Он достал свой кинжал, уже испачканный кровью. Ему следовало ее вытереть, но времени не было. Он предпочитал чистый нож. Так было… ну, чище. Лестничная площадка. Коридор шел направо и налево, от него шли ответвления в обе стороны. Женские комнаты должны быть справа. Все еще никаких слуг, никакого света. Они спали.

Он пошел направо, его глаза привыкали к темноте, и он видел свитки с каллиграфией на внутренней стене, старательно обходил вокруг слишком больших столов, на которых стояли предметы, похожие на бронзовые сосуды. Он пошел медленнее. Если он опрокинет один из них, шум кого-нибудь разбудит, снизу прибегут люди, снаружи тоже, и все будет испорчено.

Он ничего не опрокинул. Он гордился тем, что хорошо видит в темноте, в его профессии это важное умение. Он свернул в длинный коридор, ведущий в глубину дома. С правой стороны он был открыт, от маленького дворика его отгораживали перила высотой до пояса. Светила луна. Он видел внизу, во дворе, какие-то бронзовые изделия и нечто похожее на могильный камень в центре.

Он понятия не имел, что эти люди делают с подобными вещами, но почему он должен знать об этом, да и какое ему дело? Он был оружием, они были целями. Или она. Ему сказали, что муж не имеет значения. Именно жена нанесла оскорбление. Он не знал, какое именно. Это не его дело.

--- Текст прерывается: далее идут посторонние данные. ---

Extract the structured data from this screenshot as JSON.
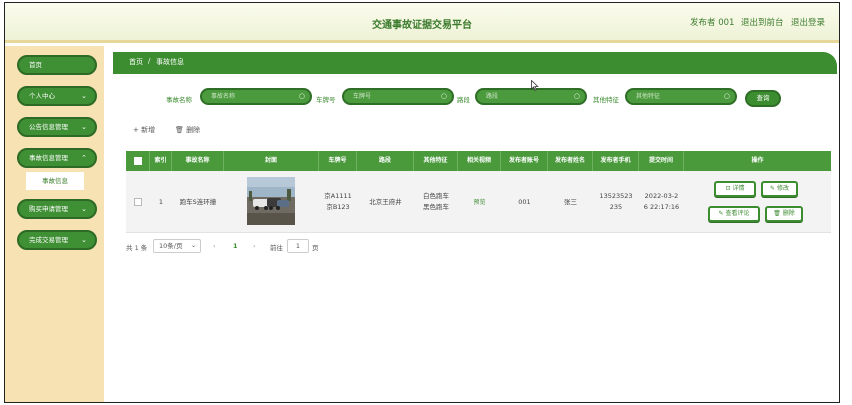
{
  "header": {
    "title": "交通事故证据交易平台",
    "user": "发布者 001",
    "back_link": "退出到前台",
    "logout_link": "退出登录"
  },
  "sidebar": {
    "items": [
      {
        "label": "首页",
        "chevron": ""
      },
      {
        "label": "个人中心",
        "chevron": "⌄"
      },
      {
        "label": "公告信息管理",
        "chevron": "⌄"
      },
      {
        "label": "事故信息管理",
        "chevron": "⌃"
      },
      {
        "label": "购买申请管理",
        "chevron": "⌄"
      },
      {
        "label": "完成交易管理",
        "chevron": "⌄"
      }
    ],
    "submenu": "事故信息"
  },
  "breadcrumb": {
    "home": "首页",
    "sep": "/",
    "current": "事故信息"
  },
  "search": {
    "fields": [
      {
        "label": "事故名称",
        "placeholder": "事故名称"
      },
      {
        "label": "车牌号",
        "placeholder": "车牌号"
      },
      {
        "label": "路段",
        "placeholder": "路段"
      },
      {
        "label": "其他特征",
        "placeholder": "其他特征"
      }
    ],
    "query_label": "查询"
  },
  "toolbar": {
    "add_label": "+ 新增",
    "delete_label": "🗑 删除"
  },
  "table": {
    "headers": [
      "索引",
      "事故名称",
      "封面",
      "车牌号",
      "路段",
      "其他特征",
      "相关视频",
      "发布者账号",
      "发布者姓名",
      "发布者手机",
      "提交时间",
      "操作"
    ],
    "rows": [
      {
        "index": "1",
        "name": "跑车S连环撞",
        "plate_1": "京A1111",
        "plate_2": "京B123",
        "road": "北京王府井",
        "feature_1": "白色跑车",
        "feature_2": "黑色跑车",
        "video": "预览",
        "account": "001",
        "publisher": "张三",
        "phone_1": "13523523",
        "phone_2": "235",
        "time_1": "2022-03-2",
        "time_2": "6 22:17:16",
        "actions": {
          "detail": "详情",
          "edit": "修改",
          "comment": "查看评论",
          "delete": "删除"
        }
      }
    ]
  },
  "pagination": {
    "total": "共 1 条",
    "page_size": "10条/页",
    "current": "1",
    "goto_label": "前往",
    "goto_value": "1",
    "page_suffix": "页"
  },
  "colors": {
    "primary": "#3c8c30",
    "sidebar": "#f7e2b4",
    "header": "#f3f6e2"
  }
}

Коридор сворачивал налево, потом снова направо, к ее комнате в глубине. Она была расположена справа, над внутренним двориком. Там должен быть балкон. Он остановился и снова прислушался. Скрипы и стоны ночного дома. Шум людных улиц за ним. Там раздался крик, и он замер, но это был радостный крик, за ним последовал второй, еще более веселый. Мужчины возвращались или шли куда-то, еще не слишком поздно. Никогда не бывает слишком поздно для квартала удовольствий. Мелькнула мысль, что он и сам, может быть, потом пойдет туда.

Сначала ему придется переодеться. А возможно, он будет удовлетворен. При этой мысли у него снова быстрее забилось сердце. Он уже достаточно близок к цели, и это не помешает. Работаешь лучше, когда ты спокоен, но одновременно в боевой готовности, достаточно возбужден, чтобы действовать быстрее.

Он открыл дверь в ее комнату. Лунный свет упал через дальнее окно, его хватило, чтобы разглядеть спящую под одеялами фигуру на кровати под балдахином. Тут тоже стояли предметы из бронзы. Два из них по обеим сторонам от балкона. Шелковые шторы на окнах были опущены, но пропускали достаточно света. Дул ветерок. Она явно не боялась холода осенней ночи. Или что к ней войдет с балкона мужчина.

Он входил не с балкона. Он уже здесь. До кровати два длинных шага, и она должна умереть раньше, чем он получит удовольствие под надежным покровом тишины и ночи. Нельзя отрицать, что кинжал – это еще один способ получить удовольствие. Он пересек комнату с клинком в руке. Нанес рубящий удар сверху вниз, сильно и быстро. Раз, второй…

Сокрушительная, убийственная боль в затылке. Нахлынула темнота, потом поглотила его.

Горели лампы. Свет дрожал и качался, и комната тоже. Он лежал лицом вниз на полу. Его руки оказались умело связанными за спиной. Сапоги с него сняли.

Об этом он узнал, когда его ударили по подошве одной ноги какой-то палкой. Он закричал от боли.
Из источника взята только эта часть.